Study describes protocol segments
The study investigators sought to describe the treatment patterns, disease activity, and visual outcomes during the maintenance phase of the treat-and-extend protocol and to compare the primary outcomes between eyes with short induction times, defined as 3 or fewer injections of anti-VEGF drugs that achieved lesion inactivation, and eyes with long induction times. The maintenance phase was defined as starting from the first visit that the practitioner graded the neovascular lesion as inactive, Dr. Gillies explained.
The study, published in Ophthalmology (2016;123:2393-2400), included 2,096 eyes of 1,698 patients who were managed with a treat-and-extend regimen out of 6,269 eyes in the FRB database. All eyes had been followed for a minimum of 12 months from the first grading of lesion inactivity. Patients were excluded from the study if they had persistently active lesions.
Dr. Gillies reported that about 50% of eyes were treated at intervals of 8 or fewer weeks at the 3-year time point. The median interval when the eyes became stable was about 1 year into the maintenance phase.

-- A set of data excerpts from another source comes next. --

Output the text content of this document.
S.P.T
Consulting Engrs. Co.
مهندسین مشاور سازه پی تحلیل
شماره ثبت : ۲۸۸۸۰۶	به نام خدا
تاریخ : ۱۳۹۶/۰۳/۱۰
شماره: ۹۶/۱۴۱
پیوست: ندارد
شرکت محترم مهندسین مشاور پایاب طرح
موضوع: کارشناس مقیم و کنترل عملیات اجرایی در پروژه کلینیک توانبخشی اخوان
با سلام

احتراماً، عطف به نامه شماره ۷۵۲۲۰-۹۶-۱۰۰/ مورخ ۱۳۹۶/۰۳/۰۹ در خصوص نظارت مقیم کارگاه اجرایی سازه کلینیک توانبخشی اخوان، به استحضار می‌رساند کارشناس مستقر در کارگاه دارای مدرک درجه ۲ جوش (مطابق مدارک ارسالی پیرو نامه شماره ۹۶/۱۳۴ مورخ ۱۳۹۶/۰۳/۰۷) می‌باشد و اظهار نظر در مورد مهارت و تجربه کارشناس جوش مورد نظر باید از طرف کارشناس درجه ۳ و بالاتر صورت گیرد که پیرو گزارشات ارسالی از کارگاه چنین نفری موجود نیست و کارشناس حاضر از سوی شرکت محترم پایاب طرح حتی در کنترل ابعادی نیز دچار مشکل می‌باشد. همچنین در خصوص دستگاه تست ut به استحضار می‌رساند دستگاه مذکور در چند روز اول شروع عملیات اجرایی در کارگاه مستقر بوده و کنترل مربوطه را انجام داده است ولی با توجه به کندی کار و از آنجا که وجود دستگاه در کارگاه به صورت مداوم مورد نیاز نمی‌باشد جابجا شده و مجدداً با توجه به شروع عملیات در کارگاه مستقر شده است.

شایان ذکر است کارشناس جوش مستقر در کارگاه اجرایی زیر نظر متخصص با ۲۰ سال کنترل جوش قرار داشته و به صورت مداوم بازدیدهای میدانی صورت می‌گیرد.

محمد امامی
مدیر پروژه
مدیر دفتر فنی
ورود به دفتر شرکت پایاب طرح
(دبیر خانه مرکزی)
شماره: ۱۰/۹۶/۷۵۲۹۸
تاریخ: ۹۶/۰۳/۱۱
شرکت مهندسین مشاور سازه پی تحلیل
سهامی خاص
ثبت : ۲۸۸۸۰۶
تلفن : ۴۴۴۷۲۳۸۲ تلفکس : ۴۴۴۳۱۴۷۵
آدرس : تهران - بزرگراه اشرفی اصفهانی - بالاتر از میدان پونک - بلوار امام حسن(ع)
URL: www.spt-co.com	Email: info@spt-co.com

Importantly, the visual acuity was maintained during the maintenance period. The mean change from baseline at the start of the maintenance phase was an increase of 4.3 letters.
The mean change in the visual acuity 3 years after the start of the maintenance phase was an overall decrease of 1.5 letters. In the eyes with a short induction time, the visual acuity decreased by 0.5 letters, compared with a decrease of 3.6 letters in the eyes with a long induction time, according to Dr. Gillies.